Outdoor sculpture by Don Gummer

The South Tower is a stainless steel outdoor sculpture depicting the South Tower of the World Trade Center the moment before it collapsed during the attacks on September 11, 2001. Created as a tribute to the victims of the attack and designed by American artist Don Gummer, it is located on the Indiana University-Purdue University Indianapolis (IUPUI) campus, near downtown Indianapolis, Indiana, and owned by the artist. The sculpture is made of frosted stainless steel aluminum.

==Description==
The South Tower is an abstract, frosted stainless steel aluminum rectangular sculpture.
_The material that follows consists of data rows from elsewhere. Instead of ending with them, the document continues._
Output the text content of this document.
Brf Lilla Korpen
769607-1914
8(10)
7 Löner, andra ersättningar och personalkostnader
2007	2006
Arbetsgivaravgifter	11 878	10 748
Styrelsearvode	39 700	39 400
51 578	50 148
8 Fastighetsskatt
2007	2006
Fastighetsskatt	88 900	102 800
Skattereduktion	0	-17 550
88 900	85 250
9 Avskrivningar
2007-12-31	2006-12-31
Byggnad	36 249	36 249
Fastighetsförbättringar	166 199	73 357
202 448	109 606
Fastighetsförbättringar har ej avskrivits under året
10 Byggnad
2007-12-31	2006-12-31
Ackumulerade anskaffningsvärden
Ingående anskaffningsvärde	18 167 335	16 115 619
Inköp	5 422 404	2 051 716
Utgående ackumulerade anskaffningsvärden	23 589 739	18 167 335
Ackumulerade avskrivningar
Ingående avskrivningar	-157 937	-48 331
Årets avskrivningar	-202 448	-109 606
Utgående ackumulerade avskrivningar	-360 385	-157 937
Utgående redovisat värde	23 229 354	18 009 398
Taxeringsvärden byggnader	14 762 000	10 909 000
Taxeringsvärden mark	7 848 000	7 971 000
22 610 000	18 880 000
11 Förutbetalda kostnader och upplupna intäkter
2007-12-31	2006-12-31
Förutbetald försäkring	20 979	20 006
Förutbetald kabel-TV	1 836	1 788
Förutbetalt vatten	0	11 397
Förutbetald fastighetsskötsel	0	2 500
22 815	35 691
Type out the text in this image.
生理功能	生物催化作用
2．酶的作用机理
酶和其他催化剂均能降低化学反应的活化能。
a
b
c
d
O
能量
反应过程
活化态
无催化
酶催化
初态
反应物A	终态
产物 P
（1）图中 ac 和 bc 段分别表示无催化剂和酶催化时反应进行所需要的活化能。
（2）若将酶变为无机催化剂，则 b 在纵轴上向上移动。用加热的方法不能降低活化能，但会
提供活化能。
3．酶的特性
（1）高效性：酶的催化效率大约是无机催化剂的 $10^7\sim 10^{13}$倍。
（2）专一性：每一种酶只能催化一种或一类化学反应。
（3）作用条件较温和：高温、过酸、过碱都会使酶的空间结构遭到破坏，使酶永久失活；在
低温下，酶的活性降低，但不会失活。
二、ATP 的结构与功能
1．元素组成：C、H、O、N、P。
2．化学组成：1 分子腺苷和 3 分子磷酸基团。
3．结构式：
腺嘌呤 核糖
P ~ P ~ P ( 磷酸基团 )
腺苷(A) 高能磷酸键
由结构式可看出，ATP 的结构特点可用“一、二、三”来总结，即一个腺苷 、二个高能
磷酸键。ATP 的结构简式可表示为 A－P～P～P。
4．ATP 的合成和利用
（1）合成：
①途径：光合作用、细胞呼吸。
Measuring 10 ft x 3 ft x 2 ft, the structure is vertically-louvered and is depicted as coming apart at the top. The grate-like design of each section is carried through the sculpture creating a leaning, S-shaped structure. Each section is composed of 11 straight bars of aluminum. Four bolts secure the artwork to the circular concrete base. It is signed "Don Gummer 2008" on the front of the artwork, at the top of the bottom element.

== Reception ==
"It's a tall, rectangular, vertically-louvered sculpture that starts to come apart at the top. It's very simple. [I was] on my way to the studio when the (September 11, 2001) attack occurred, and I saw the South Tower fall. It's seared in my memory." The Dean of Herron School of Art and Design, Valerie Eickmeier, said "The South Tower will contribute to the ongoing dialogue about contemporary public sculpture. It is perfectly placed in Herron's sculpture garden to engage visitors on the Indianapolis Cultural Trail."